On this sub-freezing morning, stumbling straight into cold mountain air in my jammies, iPhone in hand, I shivered in the narrow ranch road and watched the day break open into light and color. An amazing interplay of sun-lined clouds waltzed above the mystically familiar skyline of the Texas mountains: Mitre Peak, Haystack, Blue Mountain...Point of Rocks... From farther up the road, you can see Chinati and Cathedral. From our mountain perch, I look down at all these mountains with a dream-like detachment.

These haunting Texas mountains are deceptively harsh, but, so is life. Daybreak marks a new beginning, a time of quiet beauty before anyone or anything makes demands on me and my day. Watching the sun come up and change the sky is like Waking in a Land of Golden Dreams, where I am fearless and anything is possible. On this day, I watched sun rise and wash color into the clouds, watched it rise until it blinded, watched it climb into the sky until finally, it splattered the foreground in unexpected patches of light.

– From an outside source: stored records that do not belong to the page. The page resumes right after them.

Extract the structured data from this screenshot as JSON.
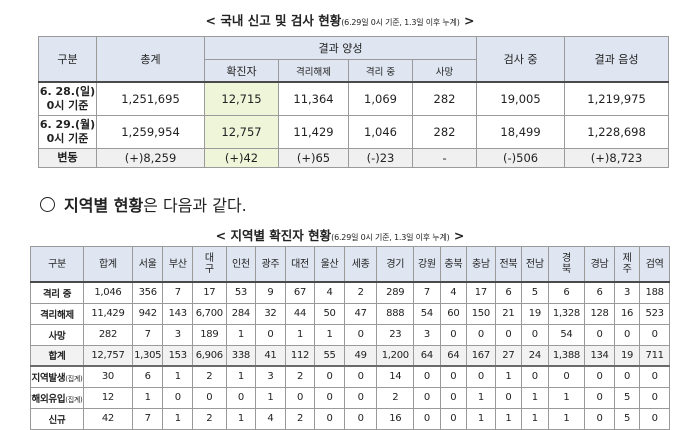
{
  "title1": {
    "main": "< 국내 신고 및 검사 현황",
    "sub": "(6.29일 0시 기준, 1.3일 이후 누계)",
    "end": " >"
  },
  "table1": {
    "headers": {
      "category": "구분",
      "total": "총계",
      "positive_group": "결과 양성",
      "confirmed": "확진자",
      "released": "격리해제",
      "isolating": "격리 중",
      "deaths": "사망",
      "testing": "검사 중",
      "negative": "결과 음성"
    },
    "rows": [
      {
        "label": "6. 28.(일) 0시 기준",
        "total": "1,251,695",
        "confirmed": "12,715",
        "released": "11,364",
        "isolating": "1,069",
        "deaths": "282",
        "testing": "19,005",
        "negative": "1,219,975"
      },
      {
        "label": "6. 29.(월) 0시 기준",
        "total": "1,259,954",
        "confirmed": "12,757",
        "released": "11,429",
        "isolating": "1,046",
        "deaths": "282",
        "testing": "18,499",
        "negative": "1,228,698"
      },
      {
        "label": "변동",
        "total": "(+)8,259",
        "confirmed": "(+)42",
        "released": "(+)65",
        "isolating": "(-)23",
        "deaths": "-",
        "testing": "(-)506",
        "negative": "(+)8,723"
      }
    ]
  },
  "section": {
    "prefix": "지역별 현황",
    "rest": "은 다음과 같다."
  },
  "title2": {
    "main": "< 지역별 확진자 현황",
    "sub": "(6.29일 0시 기준, 1.3일 이후 누계)",
    "end": " >"
  },
  "table2": {
    "headers": [
      "구분",
      "합계",
      "서울",
      "부산",
      "대\n구",
      "인천",
      "광주",
      "대전",
      "울산",
      "세종",
      "경기",
      "강원",
      "충북",
      "충남",
      "전북",
      "전남",
      "경\n북",
      "경남",
      "제\n주",
      "검역"
    ],
    "rows": [
      {
        "label": "격리 중",
        "label_sub": "",
        "values": [
          "1,046",
          "356",
          "7",
          "17",
          "53",
          "9",
          "67",
          "4",
          "2",
          "289",
          "7",
          "4",
          "17",
          "6",
          "5",
          "6",
          "6",
          "3",
          "188"
        ]
      },
      {
        "label": "격리해제",
        "label_sub": "",
        "values": [
          "11,429",
          "942",
          "143",
          "6,700",
          "284",
          "32",
          "44",
          "50",
          "47",
          "888",
          "54",
          "60",
          "150",
          "21",
          "19",
          "1,328",
          "128",
          "16",
          "523"
        ]
      },
      {
        "label": "사망",
        "label_sub": "",
        "values": [
          "282",
          "7",
          "3",
          "189",
          "1",
          "0",
          "1",
          "1",
          "0",
          "23",
          "3",
          "0",
          "0",
          "0",
          "0",
          "54",
          "0",
          "0",
          "0"
        ]
      },
      {
        "label": "합계",
        "label_sub": "",
        "values": [
          "12,757",
          "1,305",
          "153",
          "6,906",
          "338",
          "41",
          "112",
          "55",
          "49",
          "1,200",
          "64",
          "64",
          "167",
          "27",
          "24",
          "1,388",
          "134",
          "19",
          "711"
        ]
      },
      {
        "label": "지역발생",
        "label_sub": "(집계)",
        "values": [
          "30",
          "6",
          "1",
          "2",
          "1",
          "3",
          "2",
          "0",
          "0",
          "14",
          "0",
          "0",
          "0",
          "1",
          "0",
          "0",
          "0",
          "0",
          "0"
        ]
      },
      {
        "label": "해외유입",
        "label_sub": "(집계)",
        "values": [
          "12",
          "1",
          "0",
          "0",
          "0",
          "1",
          "0",
          "0",
          "0",
          "2",
          "0",
          "0",
          "1",
          "0",
          "1",
          "1",
          "0",
          "5",
          "0"
        ]
      },
      {
        "label": "신규",
        "label_sub": "",
        "values": [
          "42",
          "7",
          "1",
          "2",
          "1",
          "4",
          "2",
          "0",
          "0",
          "16",
          "0",
          "0",
          "1",
          "1",
          "1",
          "1",
          "0",
          "5",
          "0"
        ]
      }
    ]
  }
}
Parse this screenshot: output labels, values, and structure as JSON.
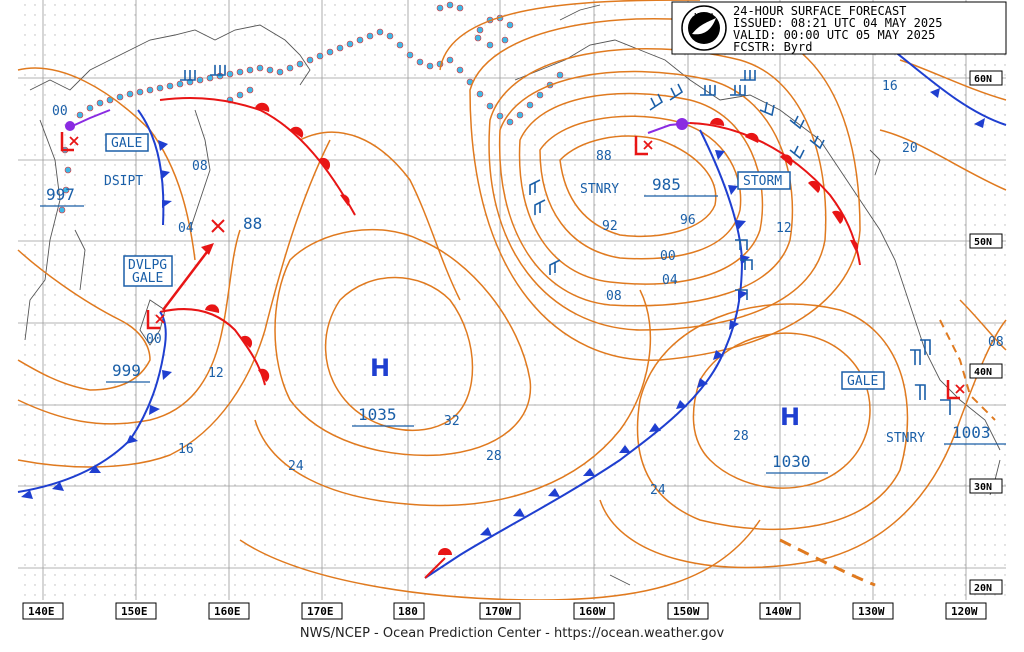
{
  "header": {
    "line1": "24-HOUR SURFACE FORECAST",
    "line2": "ISSUED: 08:21 UTC 04 MAY 2025",
    "line3": "VALID:  00:00 UTC 05 MAY 2025",
    "line4": "FCSTR:  Byrd",
    "logo_text": "NOAA"
  },
  "footer": "NWS/NCEP - Ocean Prediction Center - https://ocean.weather.gov",
  "longitudes": [
    "140E",
    "150E",
    "160E",
    "170E",
    "180",
    "170W",
    "160W",
    "150W",
    "140W",
    "130W",
    "120W"
  ],
  "latitudes": [
    "60N",
    "50N",
    "40N",
    "30N",
    "20N"
  ],
  "highs": [
    {
      "letter": "H",
      "pressure": "1035"
    },
    {
      "letter": "H",
      "pressure": "1030"
    }
  ],
  "lows": [
    {
      "pressure": "997"
    },
    {
      "pressure": "999"
    },
    {
      "pressure": "985"
    },
    {
      "pressure": "1003"
    }
  ],
  "warnings": {
    "gale_w": "GALE",
    "dvlpg": "DVLPG",
    "dvlpg_gale": "GALE",
    "storm": "STORM",
    "gale_e": "GALE"
  },
  "texts": {
    "dsipt": "DSIPT",
    "stnry1": "STNRY",
    "stnry2": "STNRY",
    "new_low": "88"
  },
  "isobar_labels": {
    "l00a": "00",
    "l08a": "08",
    "l04a": "04",
    "l00b": "00",
    "l12a": "12",
    "l16a": "16",
    "l24a": "24",
    "l32": "32",
    "l28a": "28",
    "l88": "88",
    "l92": "92",
    "l96": "96",
    "l00c": "00",
    "l04b": "04",
    "l08b": "08",
    "l12b": "12",
    "l16b": "16",
    "l20": "20",
    "l28b": "28",
    "l24b": "24",
    "l08c": "08"
  },
  "colors": {
    "isobar": "#e07a1f",
    "cold_front": "#1f3fd0",
    "warm_front": "#e81515",
    "occluded": "#8a2be2",
    "ice": "#3fb8e6",
    "label": "#1a5fa8",
    "grid": "#b0b0b0"
  }
}
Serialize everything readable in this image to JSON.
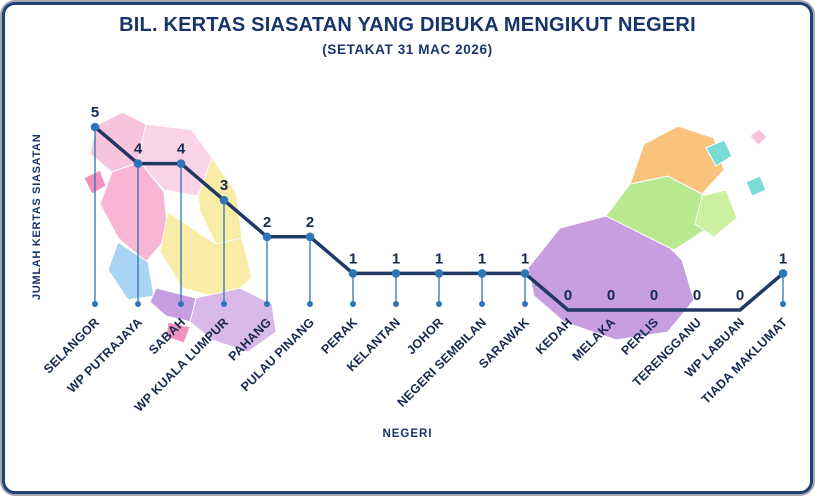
{
  "chart_data": {
    "type": "line",
    "title": "BIL. KERTAS SIASATAN YANG DIBUKA MENGIKUT NEGERI",
    "subtitle": "(SETAKAT 31 MAC 2026)",
    "xlabel": "NEGERI",
    "ylabel": "JUMLAH KERTAS SIASATAN",
    "categories": [
      "SELANGOR",
      "WP PUTRAJAYA",
      "SABAH",
      "WP KUALA LUMPUR",
      "PAHANG",
      "PULAU PINANG",
      "PERAK",
      "KELANTAN",
      "JOHOR",
      "NEGERI SEMBILAN",
      "SARAWAK",
      "KEDAH",
      "MELAKA",
      "PERLIS",
      "TERENGGANU",
      "WP LABUAN",
      "TIADA MAKLUMAT"
    ],
    "values": [
      5,
      4,
      4,
      3,
      2,
      2,
      1,
      1,
      1,
      1,
      1,
      0,
      0,
      0,
      0,
      0,
      1
    ],
    "ylim": [
      0,
      5
    ],
    "grid": false,
    "legend": false,
    "line_color": "#1f3864",
    "marker_color": "#2e75b6"
  },
  "colors": {
    "accent": "#17356b",
    "line": "#1f3864",
    "marker": "#2e75b6",
    "border": "#20407a",
    "background": "#ffffff"
  }
}
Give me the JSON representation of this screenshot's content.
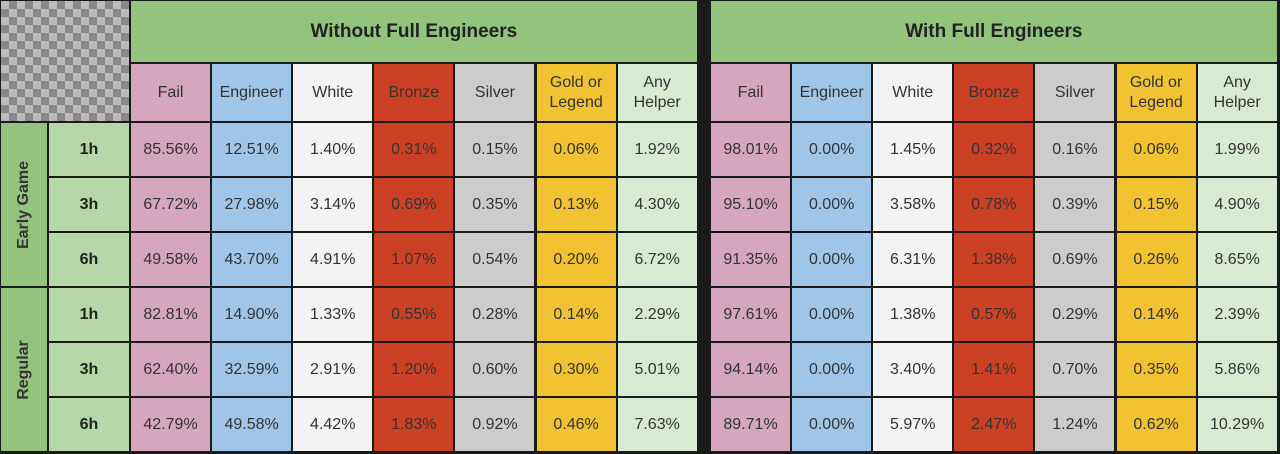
{
  "sections": [
    {
      "title": "Without Full Engineers",
      "columns": [
        "Fail",
        "Engineer",
        "White",
        "Bronze",
        "Silver",
        "Gold or Legend",
        "Any Helper"
      ],
      "rows": [
        [
          "85.56%",
          "12.51%",
          "1.40%",
          "0.31%",
          "0.15%",
          "0.06%",
          "1.92%"
        ],
        [
          "67.72%",
          "27.98%",
          "3.14%",
          "0.69%",
          "0.35%",
          "0.13%",
          "4.30%"
        ],
        [
          "49.58%",
          "43.70%",
          "4.91%",
          "1.07%",
          "0.54%",
          "0.20%",
          "6.72%"
        ],
        [
          "82.81%",
          "14.90%",
          "1.33%",
          "0.55%",
          "0.28%",
          "0.14%",
          "2.29%"
        ],
        [
          "62.40%",
          "32.59%",
          "2.91%",
          "1.20%",
          "0.60%",
          "0.30%",
          "5.01%"
        ],
        [
          "42.79%",
          "49.58%",
          "4.42%",
          "1.83%",
          "0.92%",
          "0.46%",
          "7.63%"
        ]
      ]
    },
    {
      "title": "With Full Engineers",
      "columns": [
        "Fail",
        "Engineer",
        "White",
        "Bronze",
        "Silver",
        "Gold or Legend",
        "Any Helper"
      ],
      "rows": [
        [
          "98.01%",
          "0.00%",
          "1.45%",
          "0.32%",
          "0.16%",
          "0.06%",
          "1.99%"
        ],
        [
          "95.10%",
          "0.00%",
          "3.58%",
          "0.78%",
          "0.39%",
          "0.15%",
          "4.90%"
        ],
        [
          "91.35%",
          "0.00%",
          "6.31%",
          "1.38%",
          "0.69%",
          "0.26%",
          "8.65%"
        ],
        [
          "97.61%",
          "0.00%",
          "1.38%",
          "0.57%",
          "0.29%",
          "0.14%",
          "2.39%"
        ],
        [
          "94.14%",
          "0.00%",
          "3.40%",
          "1.41%",
          "0.70%",
          "0.35%",
          "5.86%"
        ],
        [
          "89.71%",
          "0.00%",
          "5.97%",
          "2.47%",
          "1.24%",
          "0.62%",
          "10.29%"
        ]
      ]
    }
  ],
  "row_groups": [
    {
      "label": "Early Game",
      "rows": [
        "1h",
        "3h",
        "6h"
      ]
    },
    {
      "label": "Regular",
      "rows": [
        "1h",
        "3h",
        "6h"
      ]
    }
  ]
}
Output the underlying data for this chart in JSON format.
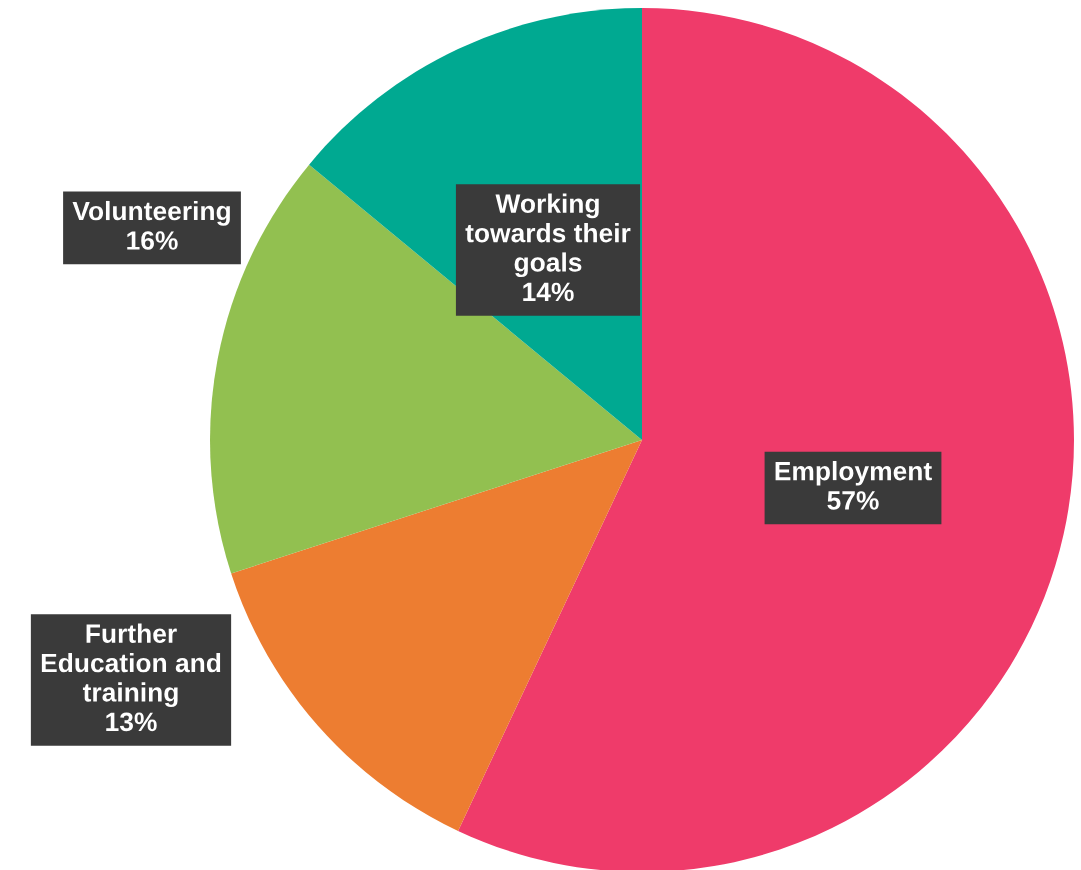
{
  "chart_data": {
    "type": "pie",
    "categories": [
      "Employment",
      "Further\nEducation and\ntraining",
      "Volunteering",
      "Working\ntowards their\ngoals"
    ],
    "values": [
      57,
      13,
      16,
      14
    ],
    "value_labels": [
      "57%",
      "13%",
      "16%",
      "14%"
    ],
    "colors": [
      "#ef3b6a",
      "#ed7d31",
      "#92c050",
      "#00a991"
    ]
  }
}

This is a happy painting, one with a voice that shouts "Look at me! I'm your Day! Guess what's gonna happen? Yay!"

But I couldn't simply smear color to show this. I had to think about it. How was the near-blinding light bouncing around those rapidly shifting cloud layers and oddly colored patches of blue sky in such unpredictable ways? I love it when another artist asks the pat question Where is the light coming from? because out here, the answer isn't linear. Physics aside, it often looks like there are multiple light sources playing across the southwest. And you paint what you perceive, not what you expect to see. So, watching the sun rise was as important to this painting as taking photos. One photo reference couldn't capture the process. That's where art and photography part ways. In the series of iPhone photos I took as I turned blue standing in the (thankfully deserted) ranch road, the sky moves from magnificent to breath-taking. The landmark mountains are mere placeholders between land and sky.

Sharing that experience took more than color: It took a bit of dreaming to make it real.